From pissed off Jarden Mile resident.

3 comments:

Jon Visser said...

I'm happy to provide a property boundary plan that verifies this car is entirely parked on private property. How that property is managed is a private (not Council) matter.

Kind regards,

Jon Visser
Wellington City Council

Anonymous said...

Hey council dude.
Under most district plans property occupiers have to provide a certain number of carparks per square metre of use, depending on the particular use of the property. Do property owners have the right to restrict the use of those required parks to who they see fit, or are they supposed to be available to those reasonably meant to do business with the occupant (ie anyone)?
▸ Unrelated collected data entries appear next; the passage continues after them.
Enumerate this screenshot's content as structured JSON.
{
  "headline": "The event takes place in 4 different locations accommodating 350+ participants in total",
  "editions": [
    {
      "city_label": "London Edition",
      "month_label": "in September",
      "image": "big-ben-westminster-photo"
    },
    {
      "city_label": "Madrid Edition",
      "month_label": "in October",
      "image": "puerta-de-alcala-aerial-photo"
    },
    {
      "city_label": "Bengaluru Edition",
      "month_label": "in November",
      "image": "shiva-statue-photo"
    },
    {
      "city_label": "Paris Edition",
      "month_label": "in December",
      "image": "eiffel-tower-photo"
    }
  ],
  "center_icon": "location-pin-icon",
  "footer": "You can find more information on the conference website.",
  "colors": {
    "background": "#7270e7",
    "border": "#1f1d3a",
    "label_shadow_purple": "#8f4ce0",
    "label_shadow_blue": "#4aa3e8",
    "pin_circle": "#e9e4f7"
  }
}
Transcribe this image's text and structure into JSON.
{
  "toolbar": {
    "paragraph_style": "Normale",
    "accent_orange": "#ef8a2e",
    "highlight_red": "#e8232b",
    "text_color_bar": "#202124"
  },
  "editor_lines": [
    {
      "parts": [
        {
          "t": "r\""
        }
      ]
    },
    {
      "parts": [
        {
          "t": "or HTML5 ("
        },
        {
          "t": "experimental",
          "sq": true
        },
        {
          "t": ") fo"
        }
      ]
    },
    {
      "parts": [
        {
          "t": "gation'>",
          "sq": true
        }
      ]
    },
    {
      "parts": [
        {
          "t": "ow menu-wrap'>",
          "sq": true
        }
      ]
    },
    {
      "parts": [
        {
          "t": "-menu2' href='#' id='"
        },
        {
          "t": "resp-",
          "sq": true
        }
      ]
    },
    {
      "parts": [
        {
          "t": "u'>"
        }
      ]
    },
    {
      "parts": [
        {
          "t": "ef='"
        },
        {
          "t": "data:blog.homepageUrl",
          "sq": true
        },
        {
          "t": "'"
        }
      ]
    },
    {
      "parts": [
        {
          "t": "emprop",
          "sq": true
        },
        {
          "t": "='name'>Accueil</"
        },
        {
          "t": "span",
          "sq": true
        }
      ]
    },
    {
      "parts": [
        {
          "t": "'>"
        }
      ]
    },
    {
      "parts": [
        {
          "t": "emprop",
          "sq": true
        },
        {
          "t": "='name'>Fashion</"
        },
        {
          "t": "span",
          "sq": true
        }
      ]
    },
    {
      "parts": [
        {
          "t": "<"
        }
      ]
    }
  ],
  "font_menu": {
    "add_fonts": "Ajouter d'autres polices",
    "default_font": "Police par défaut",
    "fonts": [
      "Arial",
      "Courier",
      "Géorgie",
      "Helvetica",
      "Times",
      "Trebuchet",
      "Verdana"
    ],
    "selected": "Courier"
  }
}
Is this photographed "carpark" within the consented parking area, or does this property provide additional parks to its statutory requirement?

Jon Visser said...

Although the Council can, under the District Plan and RMA process, specify the quantity of off-street parking to be provided on private property (e.g. when it is being developed) the Council has no jurisdiction to enforce how that space is managed once it has been established. For example, someone could build a property with an off-road garage, then fill that garage with things other than cars and park their car on the street and Council would not be able to do anything about that (unless the car on the public road exceeds any parking restriction/Bylaw). The same principle applies here - any management of parking on private property (including allocation of spaces, enforcement and resolving disputes between tenants) is up to the private property owner to manage.